A non-diagonal $4\times4$ matrix such that $A^3=A^2=0$ and its rank is $2$
The minimal polynomial $m(\lambda)$ for $A$ must divide $\lambda^{2}(\lambda-1)$ because $$ 0=A^{3}-A^{2}=A^{2}(A-I). $$ The factor of $\lambda-1$ must be present in $m(\lambda)$ because $(A-I)A^{2}=0$ and $A^{2}\ne 0$, which means $A-I$ has a non-trivial null space. A factor of $\lambda$ must be present in $m(\lambda)$ because, otherwise, $A=I$ is diagonalizable. If $m(\lambda)=\lambda(\lambda-1)$, then $A$ is diagonalizable. Therefore, $m(\lambda)=\lambda^{2}(\lambda-1)$.
The presence of $\lambda^{2}$ in the minimal polynomial means that there is a vector $v$ such that $A^{2}(A-I)w=0$ but $A(A-I)w \ne 0$. Therefore, $v=(A-I)w$ satisfies $Av \ne 0$ and $A^{2}v=0$.
The characteristic polynomial $p$ must be divisible by $m$, and $p$ cannot have factors other than $\lambda$ and $\lambda-1$. And $p$ cannot have a second factor of $\lambda-1$ unless the null space of $A-I$ is two-dimensional, which would make the rank of $A$ at least $3$ because the range of $A$ would include the null space of $A-I$ and the vector $Av$ described above, a vector which is independent of the null space of $A-I$. So $p$ has to be $\lambda^{3}(\lambda-1)=\lambda^{4}-\lambda^{3}$.
I believe both (2) and (3) are true. I will use $(N(A),C(A)$ to stand for the null space of $A$ and column space of $A$ respectively.

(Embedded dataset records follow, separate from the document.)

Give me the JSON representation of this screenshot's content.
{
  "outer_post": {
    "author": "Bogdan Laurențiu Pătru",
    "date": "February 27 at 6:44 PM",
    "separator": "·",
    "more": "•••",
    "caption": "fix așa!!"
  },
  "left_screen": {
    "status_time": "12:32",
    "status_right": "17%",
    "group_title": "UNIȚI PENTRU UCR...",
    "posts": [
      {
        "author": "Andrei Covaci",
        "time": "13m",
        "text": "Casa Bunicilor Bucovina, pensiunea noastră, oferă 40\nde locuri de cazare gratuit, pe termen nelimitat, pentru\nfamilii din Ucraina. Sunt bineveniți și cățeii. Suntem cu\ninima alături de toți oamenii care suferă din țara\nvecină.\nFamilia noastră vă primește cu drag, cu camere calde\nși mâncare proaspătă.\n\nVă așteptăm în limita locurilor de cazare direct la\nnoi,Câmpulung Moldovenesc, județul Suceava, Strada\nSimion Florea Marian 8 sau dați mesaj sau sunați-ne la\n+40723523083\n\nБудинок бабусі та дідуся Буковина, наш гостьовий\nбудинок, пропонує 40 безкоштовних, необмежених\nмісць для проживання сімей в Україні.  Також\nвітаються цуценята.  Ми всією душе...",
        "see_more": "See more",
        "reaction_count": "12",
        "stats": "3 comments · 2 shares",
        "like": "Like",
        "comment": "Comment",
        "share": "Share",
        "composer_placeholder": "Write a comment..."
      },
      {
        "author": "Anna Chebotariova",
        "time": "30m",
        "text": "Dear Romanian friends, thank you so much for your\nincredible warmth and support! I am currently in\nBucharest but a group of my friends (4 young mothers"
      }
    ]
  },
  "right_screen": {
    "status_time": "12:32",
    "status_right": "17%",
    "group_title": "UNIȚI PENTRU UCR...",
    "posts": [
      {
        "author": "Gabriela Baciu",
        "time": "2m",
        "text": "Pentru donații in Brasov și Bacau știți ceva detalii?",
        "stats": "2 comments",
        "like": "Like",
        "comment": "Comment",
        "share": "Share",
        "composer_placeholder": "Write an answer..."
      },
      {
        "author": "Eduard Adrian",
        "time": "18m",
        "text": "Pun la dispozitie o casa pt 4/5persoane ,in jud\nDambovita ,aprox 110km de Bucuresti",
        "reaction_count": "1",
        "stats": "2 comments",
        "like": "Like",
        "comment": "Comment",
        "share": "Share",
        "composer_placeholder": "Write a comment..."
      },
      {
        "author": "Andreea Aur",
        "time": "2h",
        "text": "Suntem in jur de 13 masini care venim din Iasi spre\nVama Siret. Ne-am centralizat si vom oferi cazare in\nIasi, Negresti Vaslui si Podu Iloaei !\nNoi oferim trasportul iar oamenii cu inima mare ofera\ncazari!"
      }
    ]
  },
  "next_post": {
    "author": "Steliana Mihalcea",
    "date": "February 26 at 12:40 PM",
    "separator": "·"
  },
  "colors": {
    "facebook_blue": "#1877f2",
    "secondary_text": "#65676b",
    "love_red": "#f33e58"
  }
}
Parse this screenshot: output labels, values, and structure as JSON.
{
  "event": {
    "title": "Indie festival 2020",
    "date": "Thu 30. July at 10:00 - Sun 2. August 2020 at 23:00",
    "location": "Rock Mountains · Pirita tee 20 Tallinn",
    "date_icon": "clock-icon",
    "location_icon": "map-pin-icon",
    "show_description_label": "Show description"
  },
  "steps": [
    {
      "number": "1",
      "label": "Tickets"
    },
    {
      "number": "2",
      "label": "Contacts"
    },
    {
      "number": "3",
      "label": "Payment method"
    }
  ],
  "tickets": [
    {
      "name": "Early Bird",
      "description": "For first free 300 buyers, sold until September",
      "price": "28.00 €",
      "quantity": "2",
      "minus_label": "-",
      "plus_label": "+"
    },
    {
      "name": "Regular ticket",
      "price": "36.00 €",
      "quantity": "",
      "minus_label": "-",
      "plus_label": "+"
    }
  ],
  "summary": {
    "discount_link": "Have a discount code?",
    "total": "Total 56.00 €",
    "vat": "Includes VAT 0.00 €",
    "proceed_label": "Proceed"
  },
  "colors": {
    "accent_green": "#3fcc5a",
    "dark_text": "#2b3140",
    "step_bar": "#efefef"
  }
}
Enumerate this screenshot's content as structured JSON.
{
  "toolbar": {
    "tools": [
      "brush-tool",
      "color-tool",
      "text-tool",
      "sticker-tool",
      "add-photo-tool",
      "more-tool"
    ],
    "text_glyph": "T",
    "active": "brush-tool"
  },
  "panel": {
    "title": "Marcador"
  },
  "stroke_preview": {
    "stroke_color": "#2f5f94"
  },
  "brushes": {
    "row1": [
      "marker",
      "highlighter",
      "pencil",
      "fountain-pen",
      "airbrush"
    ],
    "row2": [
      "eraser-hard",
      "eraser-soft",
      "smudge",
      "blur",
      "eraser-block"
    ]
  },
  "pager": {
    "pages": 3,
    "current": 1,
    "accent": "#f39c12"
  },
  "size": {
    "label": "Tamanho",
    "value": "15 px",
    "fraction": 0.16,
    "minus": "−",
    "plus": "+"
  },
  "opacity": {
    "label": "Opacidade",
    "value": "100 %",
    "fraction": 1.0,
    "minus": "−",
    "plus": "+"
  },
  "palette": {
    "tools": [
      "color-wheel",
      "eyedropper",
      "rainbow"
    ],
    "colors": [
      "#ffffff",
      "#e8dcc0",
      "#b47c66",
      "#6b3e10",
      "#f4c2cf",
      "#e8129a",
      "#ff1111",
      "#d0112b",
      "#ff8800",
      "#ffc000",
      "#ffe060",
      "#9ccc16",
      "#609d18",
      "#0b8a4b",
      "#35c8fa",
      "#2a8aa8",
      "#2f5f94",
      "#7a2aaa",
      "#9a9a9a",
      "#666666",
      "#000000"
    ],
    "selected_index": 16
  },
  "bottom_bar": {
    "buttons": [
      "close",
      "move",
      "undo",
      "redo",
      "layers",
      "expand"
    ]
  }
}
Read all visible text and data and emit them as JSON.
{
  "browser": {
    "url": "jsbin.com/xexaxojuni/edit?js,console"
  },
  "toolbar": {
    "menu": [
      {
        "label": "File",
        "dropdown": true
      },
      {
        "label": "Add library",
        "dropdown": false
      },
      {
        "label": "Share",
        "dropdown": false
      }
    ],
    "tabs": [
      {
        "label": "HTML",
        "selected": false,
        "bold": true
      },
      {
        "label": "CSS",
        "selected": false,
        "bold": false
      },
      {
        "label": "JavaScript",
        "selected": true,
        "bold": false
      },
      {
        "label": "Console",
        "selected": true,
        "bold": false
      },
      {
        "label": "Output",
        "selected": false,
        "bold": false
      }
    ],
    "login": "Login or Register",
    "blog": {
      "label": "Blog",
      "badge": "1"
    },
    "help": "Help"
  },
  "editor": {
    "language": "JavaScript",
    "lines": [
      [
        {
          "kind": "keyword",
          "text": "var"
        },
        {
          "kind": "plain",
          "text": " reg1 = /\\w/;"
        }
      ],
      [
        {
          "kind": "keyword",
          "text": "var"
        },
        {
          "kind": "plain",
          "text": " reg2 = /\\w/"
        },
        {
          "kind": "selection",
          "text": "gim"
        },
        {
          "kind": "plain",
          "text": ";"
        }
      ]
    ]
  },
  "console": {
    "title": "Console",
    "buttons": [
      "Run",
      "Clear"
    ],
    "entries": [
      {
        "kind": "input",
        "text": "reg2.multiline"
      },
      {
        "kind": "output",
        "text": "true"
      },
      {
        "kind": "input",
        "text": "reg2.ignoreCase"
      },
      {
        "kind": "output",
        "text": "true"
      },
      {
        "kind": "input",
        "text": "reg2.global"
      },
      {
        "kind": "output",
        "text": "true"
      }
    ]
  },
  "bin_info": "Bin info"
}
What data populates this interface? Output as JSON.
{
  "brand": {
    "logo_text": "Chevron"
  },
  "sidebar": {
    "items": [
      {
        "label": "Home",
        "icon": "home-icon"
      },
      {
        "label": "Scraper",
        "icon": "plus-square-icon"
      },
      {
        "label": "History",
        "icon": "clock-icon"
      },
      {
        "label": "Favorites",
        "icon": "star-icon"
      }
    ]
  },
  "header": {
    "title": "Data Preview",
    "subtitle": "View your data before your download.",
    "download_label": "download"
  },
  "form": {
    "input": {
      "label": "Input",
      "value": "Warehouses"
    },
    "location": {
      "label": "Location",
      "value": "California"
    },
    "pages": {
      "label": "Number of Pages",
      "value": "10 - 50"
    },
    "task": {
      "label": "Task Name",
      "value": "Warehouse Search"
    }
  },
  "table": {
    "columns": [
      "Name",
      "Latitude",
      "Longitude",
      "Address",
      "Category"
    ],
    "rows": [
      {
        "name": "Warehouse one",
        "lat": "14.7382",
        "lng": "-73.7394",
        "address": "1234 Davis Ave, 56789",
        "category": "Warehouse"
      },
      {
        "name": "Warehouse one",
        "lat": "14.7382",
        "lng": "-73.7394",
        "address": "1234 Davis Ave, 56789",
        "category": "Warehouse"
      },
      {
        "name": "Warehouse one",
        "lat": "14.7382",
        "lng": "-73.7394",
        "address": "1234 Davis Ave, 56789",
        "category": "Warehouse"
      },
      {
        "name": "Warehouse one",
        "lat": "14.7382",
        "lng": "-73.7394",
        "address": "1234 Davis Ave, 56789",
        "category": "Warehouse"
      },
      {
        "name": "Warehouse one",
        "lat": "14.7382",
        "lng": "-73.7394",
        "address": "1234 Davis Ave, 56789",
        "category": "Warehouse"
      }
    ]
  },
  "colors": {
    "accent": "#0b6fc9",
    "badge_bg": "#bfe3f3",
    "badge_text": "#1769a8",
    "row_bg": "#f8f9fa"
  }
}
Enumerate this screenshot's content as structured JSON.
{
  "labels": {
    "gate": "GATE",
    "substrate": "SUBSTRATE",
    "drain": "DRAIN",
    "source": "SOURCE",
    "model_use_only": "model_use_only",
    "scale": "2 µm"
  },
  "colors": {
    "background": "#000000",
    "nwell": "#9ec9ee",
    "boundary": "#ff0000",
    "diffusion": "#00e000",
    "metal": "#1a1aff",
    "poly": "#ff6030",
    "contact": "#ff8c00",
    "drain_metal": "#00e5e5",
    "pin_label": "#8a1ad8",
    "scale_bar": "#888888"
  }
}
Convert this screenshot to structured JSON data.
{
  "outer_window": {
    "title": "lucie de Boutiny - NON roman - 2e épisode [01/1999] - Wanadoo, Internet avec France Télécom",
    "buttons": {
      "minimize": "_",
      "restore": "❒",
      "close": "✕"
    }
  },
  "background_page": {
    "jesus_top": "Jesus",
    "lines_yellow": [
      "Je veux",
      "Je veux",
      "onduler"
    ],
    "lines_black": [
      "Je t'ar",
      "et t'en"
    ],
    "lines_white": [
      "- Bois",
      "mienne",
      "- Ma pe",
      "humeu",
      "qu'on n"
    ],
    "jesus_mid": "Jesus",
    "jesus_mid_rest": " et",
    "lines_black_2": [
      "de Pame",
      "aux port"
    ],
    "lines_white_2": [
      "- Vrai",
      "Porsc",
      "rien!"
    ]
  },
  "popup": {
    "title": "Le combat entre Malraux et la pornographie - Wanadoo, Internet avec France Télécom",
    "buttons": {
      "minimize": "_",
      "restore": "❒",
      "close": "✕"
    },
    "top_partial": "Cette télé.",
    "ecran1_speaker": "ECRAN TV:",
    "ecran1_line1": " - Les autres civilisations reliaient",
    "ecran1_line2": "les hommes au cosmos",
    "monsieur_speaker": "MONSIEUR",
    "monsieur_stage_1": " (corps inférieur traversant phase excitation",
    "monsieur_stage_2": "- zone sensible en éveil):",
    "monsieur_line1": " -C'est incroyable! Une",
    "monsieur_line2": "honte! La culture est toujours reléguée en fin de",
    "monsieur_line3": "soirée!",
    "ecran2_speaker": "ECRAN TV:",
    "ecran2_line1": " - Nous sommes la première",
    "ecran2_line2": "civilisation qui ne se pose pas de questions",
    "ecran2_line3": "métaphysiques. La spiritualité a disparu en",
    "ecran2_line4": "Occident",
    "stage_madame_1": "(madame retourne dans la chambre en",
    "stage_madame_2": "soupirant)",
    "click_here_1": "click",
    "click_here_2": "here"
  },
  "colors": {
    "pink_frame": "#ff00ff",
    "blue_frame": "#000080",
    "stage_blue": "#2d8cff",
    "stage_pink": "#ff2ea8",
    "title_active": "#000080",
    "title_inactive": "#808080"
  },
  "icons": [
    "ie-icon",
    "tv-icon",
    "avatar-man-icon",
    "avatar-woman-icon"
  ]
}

We can establish the following: $$ (a)\ \dim(N(A)) = \dim(c(A) = 2\\ (b)\ \dim(N(A^2)) = 3, \dim(C(A^2)) = 1\\ (c)\ A \text{ is similar to } \pmatrix{0&1&0&0\\0&0&0&0\\0&0&0&0\\0&0&0&1} $$
proof: of (a) is immediate from the fact $rank(A) = 2$ and nullity theorem $\dim(C(A)) + dim(N(A)) = \text{ number of columns of } A$
(b) that $c(A^2) \subset c(A)$ and $\dim(C(A)) = 2$ gives us $\dim(C(A^2)) = 0, 1, or\ 2.$ $A^2 \neq 0$ rules out the possibility $0.$ suppose $dim(C(A^2)) = 2.$ we will derive a contradiction to the fact that $A$ is not diagonalizable. the fact $A^3 = A^2$ implies that any nonzero $A^2x,$ which is in $C(A^2),$ is an eigenvector of $A$ corresponding to the eigenvalue $1.$ now we have two linearly independent eigenvectors corresponding to eigenvalue $1$ and we already have two eigenvectors corresponding to the eigenvalue in $N(A).$ that makes $A$ diagonalizable and the contradiction. we are done with proving (b).
(c) from the proof of (b) we know that there is $u_2 \neq 0 \in N(A^2) \setminus N(A).$ if we set $u_1 = Au_2,$ then $0 \neq u_1 \in N(A)$ and now find the second $u_3$ so that $\{u_2, u_3\} \text{ is a basis for } N(A)$ now choose an eigenvector $u_4$ corresponding to the eigenvalue $1$ of $A$ so that $\{u_1, u_2, u_3, u_4\}$ is a basis for $R^4.$
let me collect all the information on the u's: $$Au_2 = u_1, Au_1 = 0, Au_3 = 0, Au_4 = u_4 $$ with respect to the basis $\{u_1, u_2, u_3, u_4\}$ the matrix $A$ has the representation given in (c).